Wednesday, 28 May 2014

Early Musings about Namibia

First impressions on a few issues to which I will undoubtedly return once I have thought about them a bit more:

“Bureaucracy”:  Let’s just say we did not get the warmest welcome to the country.  I won’t bore you with the story of our visas/permits, but the end result is that we should have been all set to enter Namibia.  Apparently we were not.  The reason why we were not is essentially because the rules are so vague that it is anyone’s guess what is sufficient for the border guards on a given day.  The vagueness provides rich soil for bribery, nepotism and other wonderful things to flourish.  We were in the end ok, but to a large extent thanks to our boss being able to pull some strings.  As great as that was for us, it is obviously not how it should be.  Immigration and home affairs is the hotbed of corruption in many countries, even though much of it could be reduced, with fairly simple methods.  When we entered Egypt a few years ago, there were big signs at the border, in English, telling all entrants what was required for a visa and how much it would cost.  Rules such as this need to be clear, they need to specify what is required, on what basis can an application be denied, how much will it all cost and what is the timeframe within which the decision will be taken.  This all then needs to be publicly and visibly explained wherever necessary, with a number to call if a person has any complaints.  But there may have been a silver lining as our adventures were the last straw for her: our boss is now preparing a memo on necessary reforms to the Minister of Home Affairs.  Watch this space for future developments -- hopefully positive ones.

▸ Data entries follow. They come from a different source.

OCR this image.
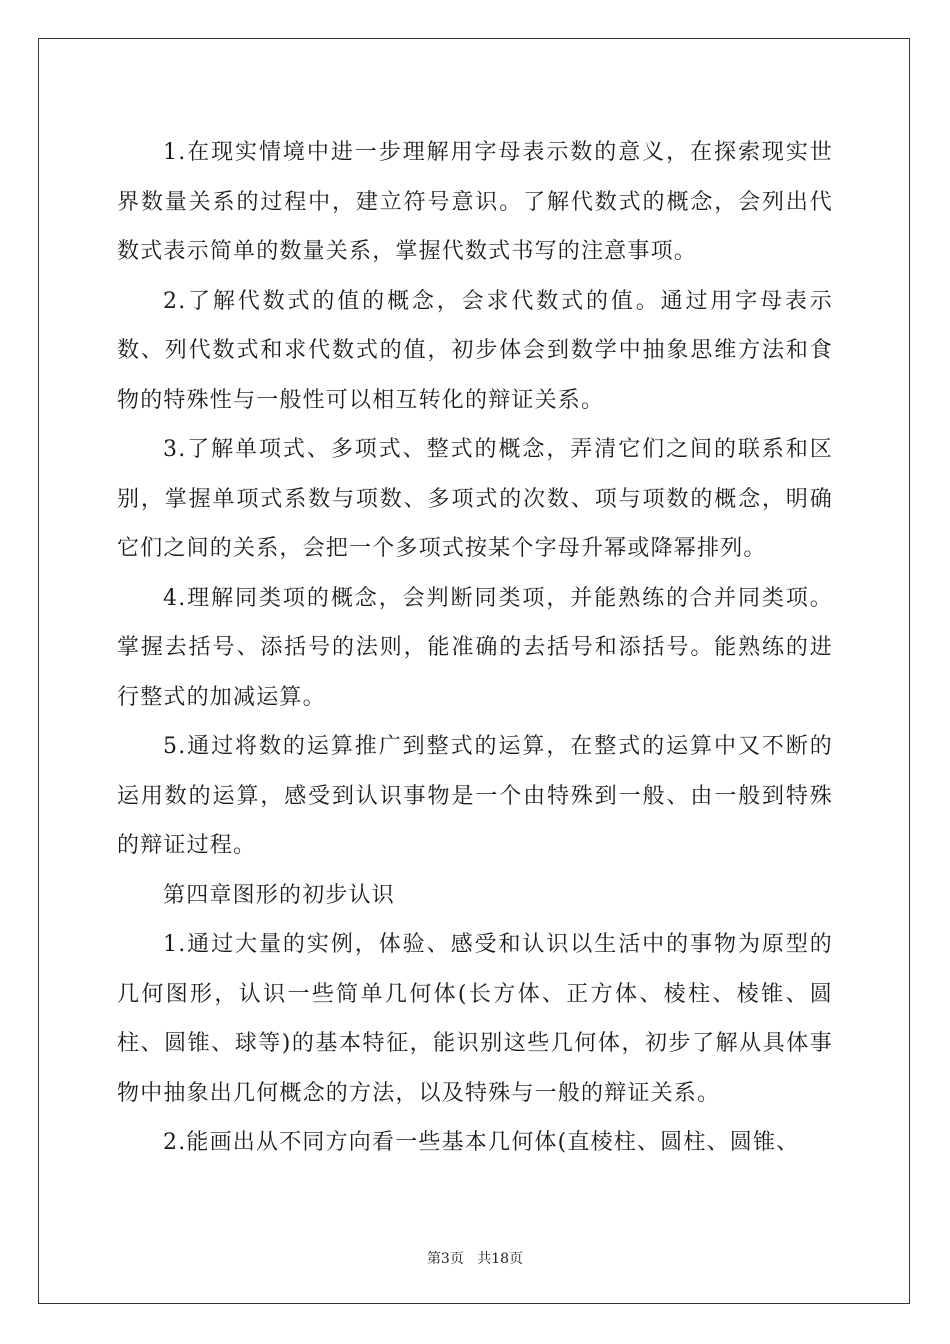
1.在现实情境中进一步理解用字母表示数的意义，在探索现实世界数量关系的过程中，建立符号意识。了解代数式的概念，会列出代数式表示简单的数量关系，掌握代数式书写的注意事项。

2.了解代数式的值的概念，会求代数式的值。通过用字母表示数、列代数式和求代数式的值，初步体会到数学中抽象思维方法和食物的特殊性与一般性可以相互转化的辩证关系。

3.了解单项式、多项式、整式的概念，弄清它们之间的联系和区别，掌握单项式系数与项数、多项式的次数、项与项数的概念，明确它们之间的关系，会把一个多项式按某个字母升幂或降幂排列。

4.理解同类项的概念，会判断同类项，并能熟练的合并同类项。掌握去括号、添括号的法则，能准确的去括号和添括号。能熟练的进行整式的加减运算。

5.通过将数的运算推广到整式的运算，在整式的运算中又不断的运用数的运算，感受到认识事物是一个由特殊到一般、由一般到特殊的辩证过程。

第四章图形的初步认识

1.通过大量的实例，体验、感受和认识以生活中的事物为原型的几何图形，认识一些简单几何体(长方体、正方体、棱柱、棱锥、圆柱、圆锥、球等)的基本特征，能识别这些几何体，初步了解从具体事物中抽象出几何概念的方法，以及特殊与一般的辩证关系。

2.能画出从不同方向看一些基本几何体(直棱柱、圆柱、圆锥、

第3页 共18页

“Demography”: We naively thought that since the whole country had gone through oppression and the independence struggle, it would not be suffering from the problematic aspects of race relations that its former colonial master and neighbour South Africa is still experiencing.  We were wrong.  I am fascinated by how totally segregated the society is.  There is black / coloured Namibia, then there is Afrikaner Namibia, and at the top of the hierarchy (at least in their own opinion) is German Namibia.  Whites own everything and outside of the context of work, where they must interact with their black employees, the races do not mix.  It has so far been weird, sad and fascinating in equal measures.  On Saturday we were at the Windhoek Country Club for a wine tasting event.  It will surprise nobody that there were no more than a handful of black people among the several hundred guests.  To balance things out, on Sunday we went to an Africa Day exhibition football game between Sundowns (from South Africa) and the local African Stars.  In the stadium of several thousand spectators we spotted three other white faces.  When another traveller we met asked a local white teenager whether he had any black friends, apparently the response was that he didn’t, but this was “not because they were black, but because they had not gone to similar schools or had a similar life, so they just had nothing in common”.  As I said, weird, sad and fascinating.

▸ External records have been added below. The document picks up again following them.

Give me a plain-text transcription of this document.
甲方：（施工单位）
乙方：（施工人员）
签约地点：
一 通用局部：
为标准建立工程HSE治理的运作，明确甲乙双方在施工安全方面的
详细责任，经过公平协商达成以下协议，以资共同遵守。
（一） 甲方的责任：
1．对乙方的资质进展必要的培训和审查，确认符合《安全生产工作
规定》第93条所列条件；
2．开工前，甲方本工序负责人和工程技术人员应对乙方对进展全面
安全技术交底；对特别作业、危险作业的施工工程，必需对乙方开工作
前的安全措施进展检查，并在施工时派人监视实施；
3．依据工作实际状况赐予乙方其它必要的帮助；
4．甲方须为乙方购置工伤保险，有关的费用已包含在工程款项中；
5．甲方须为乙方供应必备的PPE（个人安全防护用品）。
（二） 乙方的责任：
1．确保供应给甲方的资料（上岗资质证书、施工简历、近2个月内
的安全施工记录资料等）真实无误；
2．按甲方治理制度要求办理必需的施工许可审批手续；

“Muggings”:  When it comes to safety, we’ve heard some pretty wild stories.  We’ve been told time and again that we are prime targets as not only whites, but as foreigners.  We’ve been advised that carrying bags is stupid, walking is stupid, taking local taxis is stupid … basically everything apart from staying indoors and clutching our money to our chests is stupid.  By contrast, we’ve also been told by a foreigner who has lived here for close to 30 years that she has been mugged once and that was in New York.  Apparently there are many possible reactions.  We’ve met an American couple who rented a house in the leafy suburb, bought a car and basically lived their life here as much as possible as if they were still in the United States, avoiding all contact with the “local” environment to the extent they could.  We’ve also met a backpacker who clearly relished the story of how he was robbed at machetepoint and how he was now on his way to the border region with Angola, because that was the true wild west where it was all happening.  As for us, we’ve decided that we can’t waste our time here being scared.  We walk, we take taxis (there is no other public transport) and we attend “local” places and events.  We already had a taste of the more creative side of business at the football match, where there just happened to be an “altercation” at the narrow exit gate when we were leaving, and during all the jostling the people on both sides of F “accidentally” placed their hands in F’s pockets, as opposed to their own.  We cannot guarantee that we will not be mugged, the best we can aim for is that we will not be carrying anything that we will have trouble parting with if that happens.